Inside Unit 18, a stand-alone youth unit on Casuarina's grounds, only a small number of children are held – 11 on the night of 31 October, for example – but 146 assaults were recorded in just ten months.
The West Australian reports that Corrective Services Minister Paul Papalia said youth detention centres "house the State's most challenging, and often violent, young offenders".
"That is why we've introduced new high-tech body-worn cameras that can livestream direct to the WA Police State Operations Command Centre," he said.
The WA Prison Officers Union says the number of staff across both facilities is not enough.
Union Secretary Andy Smith told The West they have been sounding the alarm about staff shortages for four years.
"The government and Department of Justice have driven the Corrective Services to rock bottom. No staff, no beds, no safety. Not for prison officers, not for prisoners and not for the community," he said.
Mr Papalia said recruitment and retention had improved and staff-assault statistics were lower than previous years.
"It is absolute garbage . . . why would you go into a career when you're going to get bashed?" Mr Smith said.
"The youth custodial officers are the first victims . . . the second thing, of course, is the youths themselves are not rehabilitated so they go back into the community and they reoffend."
While WA premier Roger Cook has set a 2026 target date to build a replacement facility and close Unit 18, the mid-year budget review released in December included only $11.5m extra for a new youth detention facility and $7.9 million in 2025/26 for a crisis care unit at Banksia Hill. A new facility would cost an estimated $100 million.
WA shadow minister for corrective services Peter Collier told National Indigenous Times youth justice in Western Australia "is an absolute disgrace".
"It is a sinister beast - and the responsibility rests with the Labor government," he said.
"As a former educator, and a former minister for education and Aboriginal Affairs, I can't believe the Labor government is doing this. On this issue, we are an international disgrace.
"Day after day there are new stories of despair from our juvenile justice system, and the government wears it like a badge of honour.
"Labor is meant to be about compassion, egalitarianism and the underprivileged, yet are dealing with the most marginalised people in such a sinister way.

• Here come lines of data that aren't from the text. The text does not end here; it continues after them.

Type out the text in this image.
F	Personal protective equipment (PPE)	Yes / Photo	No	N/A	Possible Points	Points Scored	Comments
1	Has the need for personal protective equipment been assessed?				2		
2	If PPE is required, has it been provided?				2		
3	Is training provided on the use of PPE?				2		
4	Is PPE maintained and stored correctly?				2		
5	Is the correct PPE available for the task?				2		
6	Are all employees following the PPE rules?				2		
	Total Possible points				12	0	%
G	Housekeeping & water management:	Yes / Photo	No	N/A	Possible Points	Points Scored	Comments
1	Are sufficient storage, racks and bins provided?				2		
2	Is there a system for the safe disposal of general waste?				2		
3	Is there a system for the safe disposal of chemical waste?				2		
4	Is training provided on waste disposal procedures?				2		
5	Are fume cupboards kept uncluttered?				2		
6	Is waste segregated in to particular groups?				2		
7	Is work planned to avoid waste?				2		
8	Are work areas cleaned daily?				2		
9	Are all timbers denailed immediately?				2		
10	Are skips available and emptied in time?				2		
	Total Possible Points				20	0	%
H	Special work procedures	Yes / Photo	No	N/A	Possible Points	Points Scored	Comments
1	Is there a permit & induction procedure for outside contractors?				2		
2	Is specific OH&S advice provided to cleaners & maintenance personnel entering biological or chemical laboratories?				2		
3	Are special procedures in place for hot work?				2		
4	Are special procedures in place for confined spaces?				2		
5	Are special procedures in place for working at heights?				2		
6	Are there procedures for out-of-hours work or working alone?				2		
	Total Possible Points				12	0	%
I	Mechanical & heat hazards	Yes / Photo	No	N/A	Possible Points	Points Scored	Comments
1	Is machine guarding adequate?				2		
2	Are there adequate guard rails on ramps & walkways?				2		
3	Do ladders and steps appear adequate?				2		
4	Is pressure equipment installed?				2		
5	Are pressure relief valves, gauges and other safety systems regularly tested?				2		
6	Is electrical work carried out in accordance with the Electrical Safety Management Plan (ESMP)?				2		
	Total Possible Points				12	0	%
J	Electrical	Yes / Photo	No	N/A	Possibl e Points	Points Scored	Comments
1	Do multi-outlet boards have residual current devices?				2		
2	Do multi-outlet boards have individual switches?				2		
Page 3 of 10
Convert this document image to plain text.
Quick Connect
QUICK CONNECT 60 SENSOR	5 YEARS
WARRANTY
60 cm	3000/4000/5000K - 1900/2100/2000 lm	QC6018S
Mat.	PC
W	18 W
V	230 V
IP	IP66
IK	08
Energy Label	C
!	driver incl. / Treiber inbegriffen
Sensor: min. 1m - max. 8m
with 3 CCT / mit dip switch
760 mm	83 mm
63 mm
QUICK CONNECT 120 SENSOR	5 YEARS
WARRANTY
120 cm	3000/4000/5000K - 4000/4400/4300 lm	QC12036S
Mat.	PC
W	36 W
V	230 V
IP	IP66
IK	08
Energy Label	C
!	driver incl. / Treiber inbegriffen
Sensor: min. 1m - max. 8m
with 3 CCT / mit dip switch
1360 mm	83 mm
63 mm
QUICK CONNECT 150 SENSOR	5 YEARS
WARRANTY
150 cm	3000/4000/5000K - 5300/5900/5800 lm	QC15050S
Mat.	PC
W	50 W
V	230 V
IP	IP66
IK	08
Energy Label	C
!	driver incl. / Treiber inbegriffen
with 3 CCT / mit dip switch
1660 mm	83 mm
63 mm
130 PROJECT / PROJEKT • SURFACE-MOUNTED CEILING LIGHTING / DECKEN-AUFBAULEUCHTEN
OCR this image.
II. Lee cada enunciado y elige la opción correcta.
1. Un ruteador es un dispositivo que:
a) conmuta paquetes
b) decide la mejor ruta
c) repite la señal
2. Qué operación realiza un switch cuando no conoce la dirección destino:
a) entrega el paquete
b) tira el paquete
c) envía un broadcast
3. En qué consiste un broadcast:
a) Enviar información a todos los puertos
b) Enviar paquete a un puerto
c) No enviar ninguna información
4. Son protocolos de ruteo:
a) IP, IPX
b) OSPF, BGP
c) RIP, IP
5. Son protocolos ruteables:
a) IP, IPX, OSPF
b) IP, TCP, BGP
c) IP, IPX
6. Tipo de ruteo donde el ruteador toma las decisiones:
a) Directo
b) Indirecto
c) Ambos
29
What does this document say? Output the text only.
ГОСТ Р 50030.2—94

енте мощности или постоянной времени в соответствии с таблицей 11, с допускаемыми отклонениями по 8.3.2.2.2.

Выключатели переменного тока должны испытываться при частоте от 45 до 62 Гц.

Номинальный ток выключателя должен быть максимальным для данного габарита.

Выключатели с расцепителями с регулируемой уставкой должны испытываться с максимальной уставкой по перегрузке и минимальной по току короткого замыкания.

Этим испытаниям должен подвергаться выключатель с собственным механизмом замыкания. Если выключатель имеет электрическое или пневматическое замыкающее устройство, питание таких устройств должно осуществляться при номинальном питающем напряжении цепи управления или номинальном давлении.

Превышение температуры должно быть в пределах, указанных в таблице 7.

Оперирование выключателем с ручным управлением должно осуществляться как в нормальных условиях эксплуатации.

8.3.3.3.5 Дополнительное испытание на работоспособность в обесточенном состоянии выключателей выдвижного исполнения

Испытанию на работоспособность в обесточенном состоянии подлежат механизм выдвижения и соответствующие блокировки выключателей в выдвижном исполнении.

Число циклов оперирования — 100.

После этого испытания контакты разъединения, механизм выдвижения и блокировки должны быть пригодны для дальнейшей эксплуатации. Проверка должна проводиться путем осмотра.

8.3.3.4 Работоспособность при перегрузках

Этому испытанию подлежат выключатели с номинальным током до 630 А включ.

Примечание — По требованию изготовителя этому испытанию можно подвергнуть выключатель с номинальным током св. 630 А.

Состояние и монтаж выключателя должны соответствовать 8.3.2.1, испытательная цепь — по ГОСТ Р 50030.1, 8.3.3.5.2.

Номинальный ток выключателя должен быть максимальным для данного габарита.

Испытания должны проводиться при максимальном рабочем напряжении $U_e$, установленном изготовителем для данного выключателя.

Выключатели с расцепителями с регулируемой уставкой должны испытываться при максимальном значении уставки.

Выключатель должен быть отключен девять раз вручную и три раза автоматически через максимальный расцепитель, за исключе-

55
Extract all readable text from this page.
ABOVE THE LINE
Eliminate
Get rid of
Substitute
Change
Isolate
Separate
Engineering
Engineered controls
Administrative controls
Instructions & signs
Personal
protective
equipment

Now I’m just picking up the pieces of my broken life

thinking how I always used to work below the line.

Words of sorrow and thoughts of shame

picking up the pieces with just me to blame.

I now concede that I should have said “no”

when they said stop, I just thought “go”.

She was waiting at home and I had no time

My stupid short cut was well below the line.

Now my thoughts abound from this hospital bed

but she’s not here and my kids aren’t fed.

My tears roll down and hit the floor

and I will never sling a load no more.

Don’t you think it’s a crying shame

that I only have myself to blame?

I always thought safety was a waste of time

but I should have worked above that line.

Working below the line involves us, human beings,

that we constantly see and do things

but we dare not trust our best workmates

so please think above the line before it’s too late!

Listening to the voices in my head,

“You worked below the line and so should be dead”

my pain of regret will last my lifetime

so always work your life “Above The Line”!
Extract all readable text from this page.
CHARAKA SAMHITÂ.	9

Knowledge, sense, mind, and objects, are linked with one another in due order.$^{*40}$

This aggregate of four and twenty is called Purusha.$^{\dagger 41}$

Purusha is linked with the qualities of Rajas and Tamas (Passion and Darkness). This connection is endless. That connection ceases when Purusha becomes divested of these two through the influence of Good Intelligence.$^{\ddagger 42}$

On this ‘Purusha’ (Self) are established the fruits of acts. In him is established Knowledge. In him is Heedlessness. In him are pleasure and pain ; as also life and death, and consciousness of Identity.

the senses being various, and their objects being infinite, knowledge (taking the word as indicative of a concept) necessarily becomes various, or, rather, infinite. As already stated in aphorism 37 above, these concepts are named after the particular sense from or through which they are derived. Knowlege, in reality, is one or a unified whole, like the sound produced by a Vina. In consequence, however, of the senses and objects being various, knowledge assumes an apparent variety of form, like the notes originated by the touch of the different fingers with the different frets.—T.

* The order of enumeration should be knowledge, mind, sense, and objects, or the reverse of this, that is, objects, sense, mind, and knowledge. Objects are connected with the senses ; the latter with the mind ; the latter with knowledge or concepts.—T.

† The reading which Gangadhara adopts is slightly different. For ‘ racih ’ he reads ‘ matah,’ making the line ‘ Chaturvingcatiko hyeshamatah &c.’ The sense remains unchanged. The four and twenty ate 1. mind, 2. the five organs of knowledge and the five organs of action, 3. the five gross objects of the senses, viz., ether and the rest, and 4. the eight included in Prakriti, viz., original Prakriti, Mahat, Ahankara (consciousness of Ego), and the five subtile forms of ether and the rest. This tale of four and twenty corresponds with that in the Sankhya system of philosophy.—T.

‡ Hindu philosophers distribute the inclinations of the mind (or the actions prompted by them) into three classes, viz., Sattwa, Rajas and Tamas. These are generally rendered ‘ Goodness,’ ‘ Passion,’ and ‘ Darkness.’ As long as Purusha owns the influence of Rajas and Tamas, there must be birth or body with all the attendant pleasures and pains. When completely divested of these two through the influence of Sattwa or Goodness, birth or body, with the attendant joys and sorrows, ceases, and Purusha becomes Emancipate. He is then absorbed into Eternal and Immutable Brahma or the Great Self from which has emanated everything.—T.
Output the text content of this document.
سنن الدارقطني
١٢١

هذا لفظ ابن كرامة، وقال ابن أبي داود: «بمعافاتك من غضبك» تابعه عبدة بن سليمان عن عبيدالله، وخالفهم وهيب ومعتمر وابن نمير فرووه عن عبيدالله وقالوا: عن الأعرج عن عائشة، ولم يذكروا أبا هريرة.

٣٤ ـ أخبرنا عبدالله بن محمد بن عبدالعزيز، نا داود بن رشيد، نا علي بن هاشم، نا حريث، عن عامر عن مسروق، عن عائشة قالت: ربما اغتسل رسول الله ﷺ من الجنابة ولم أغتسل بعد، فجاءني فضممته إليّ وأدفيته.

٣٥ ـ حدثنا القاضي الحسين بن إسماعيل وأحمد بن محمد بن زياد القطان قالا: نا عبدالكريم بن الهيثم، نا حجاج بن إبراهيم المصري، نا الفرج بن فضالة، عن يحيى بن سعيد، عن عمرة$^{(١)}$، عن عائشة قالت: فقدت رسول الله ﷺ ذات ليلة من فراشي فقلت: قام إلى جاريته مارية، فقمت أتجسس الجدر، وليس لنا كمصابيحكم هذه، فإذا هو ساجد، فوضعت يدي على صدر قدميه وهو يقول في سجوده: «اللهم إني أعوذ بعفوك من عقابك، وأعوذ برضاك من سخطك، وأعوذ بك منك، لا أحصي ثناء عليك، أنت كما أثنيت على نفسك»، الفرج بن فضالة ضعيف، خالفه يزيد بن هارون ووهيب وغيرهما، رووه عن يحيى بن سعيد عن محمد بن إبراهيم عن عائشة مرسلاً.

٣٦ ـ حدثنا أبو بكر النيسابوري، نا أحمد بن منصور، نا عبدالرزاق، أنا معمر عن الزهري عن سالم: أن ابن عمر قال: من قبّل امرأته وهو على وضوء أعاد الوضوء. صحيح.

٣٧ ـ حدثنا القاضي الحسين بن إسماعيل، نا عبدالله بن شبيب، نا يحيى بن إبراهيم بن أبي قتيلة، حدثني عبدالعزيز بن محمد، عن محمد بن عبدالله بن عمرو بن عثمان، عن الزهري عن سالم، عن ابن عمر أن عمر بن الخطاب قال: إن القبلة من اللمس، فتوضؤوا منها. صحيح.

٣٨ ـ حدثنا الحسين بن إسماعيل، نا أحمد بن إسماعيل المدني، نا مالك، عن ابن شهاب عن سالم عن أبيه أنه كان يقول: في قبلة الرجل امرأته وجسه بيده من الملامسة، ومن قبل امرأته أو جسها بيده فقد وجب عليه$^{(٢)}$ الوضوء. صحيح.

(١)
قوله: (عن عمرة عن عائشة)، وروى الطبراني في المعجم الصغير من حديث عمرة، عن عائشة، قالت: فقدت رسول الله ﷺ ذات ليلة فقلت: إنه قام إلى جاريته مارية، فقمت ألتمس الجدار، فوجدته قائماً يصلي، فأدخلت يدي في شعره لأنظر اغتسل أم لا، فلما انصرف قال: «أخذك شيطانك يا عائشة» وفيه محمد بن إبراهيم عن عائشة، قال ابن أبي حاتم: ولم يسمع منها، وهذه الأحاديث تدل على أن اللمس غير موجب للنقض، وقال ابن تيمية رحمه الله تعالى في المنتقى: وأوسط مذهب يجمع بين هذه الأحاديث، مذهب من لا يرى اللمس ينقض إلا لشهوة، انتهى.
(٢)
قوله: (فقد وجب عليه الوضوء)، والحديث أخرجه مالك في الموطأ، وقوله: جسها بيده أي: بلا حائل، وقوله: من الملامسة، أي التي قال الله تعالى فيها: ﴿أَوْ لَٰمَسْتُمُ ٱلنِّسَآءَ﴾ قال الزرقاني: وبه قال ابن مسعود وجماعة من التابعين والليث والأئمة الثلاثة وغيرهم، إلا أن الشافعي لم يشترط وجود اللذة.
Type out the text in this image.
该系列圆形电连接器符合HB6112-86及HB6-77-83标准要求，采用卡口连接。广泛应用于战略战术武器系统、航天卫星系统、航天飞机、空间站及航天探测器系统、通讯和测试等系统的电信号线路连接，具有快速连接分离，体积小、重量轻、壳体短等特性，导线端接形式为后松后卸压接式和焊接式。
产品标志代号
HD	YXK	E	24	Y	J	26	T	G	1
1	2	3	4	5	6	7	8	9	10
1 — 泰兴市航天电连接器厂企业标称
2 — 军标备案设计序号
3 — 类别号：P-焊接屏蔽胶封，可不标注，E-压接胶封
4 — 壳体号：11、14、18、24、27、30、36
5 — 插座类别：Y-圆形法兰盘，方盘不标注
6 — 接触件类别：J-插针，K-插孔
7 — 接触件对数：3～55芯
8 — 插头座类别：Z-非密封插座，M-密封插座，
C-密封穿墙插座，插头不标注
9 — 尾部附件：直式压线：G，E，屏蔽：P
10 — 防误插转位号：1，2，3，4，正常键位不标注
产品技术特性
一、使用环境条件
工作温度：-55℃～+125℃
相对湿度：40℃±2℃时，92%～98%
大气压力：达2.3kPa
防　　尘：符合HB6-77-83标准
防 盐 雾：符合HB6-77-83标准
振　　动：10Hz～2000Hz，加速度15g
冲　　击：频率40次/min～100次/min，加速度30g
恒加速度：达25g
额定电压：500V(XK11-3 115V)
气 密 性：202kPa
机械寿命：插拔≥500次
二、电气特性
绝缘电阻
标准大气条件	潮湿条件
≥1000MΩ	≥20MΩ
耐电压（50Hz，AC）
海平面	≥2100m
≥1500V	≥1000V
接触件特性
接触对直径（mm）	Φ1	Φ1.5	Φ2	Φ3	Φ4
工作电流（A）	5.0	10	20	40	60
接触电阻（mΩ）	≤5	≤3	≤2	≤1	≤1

"We have had two young men (in youth detention) who felt the only solution was to take their own lives. How did we get this this point?
"I have been saying this for about four years, since they (the government) started on this campaign to politicise juvenile justice – they are using these children as pawns."
Mr Collier noted that: "The vast majority of those in juvenile justice are extremely marginalised, a great many of them are Indigenous children who they take off-Country and stick in a 9m by 9m cell for up to 24 hours a day, then expect them to go home rehabilitated."
"When did we get to the point in the 21st century where we decided this was acceptable? If you treat people like animals they will respond in this way," he said.
"These kids are born into a life of despair in a lot of instances."
Mr Collier said it was "the biggest disappointment" of his political career that he had been to date unable to convince the government to change their approach to youth justice.
"It is disgraceful," he said.
Dr McGlade told National Indigenous Times Unit 18 is unsafe, and traumatic for children.
"We need to remember that violence begets violence, healing begets healing," she said.
"Youth justice needs to be transferred from the department of corrections back to the department of communities where it was originally. Social workers and not corrections officers need to be working closely with children to address underlying issues.
"Invest in children and youth, the current approach is still punitive and harmful to Aboriginal children who are actually very vulnerable and need investment and opportunity. The children need investment, opportunity and most of all, healing."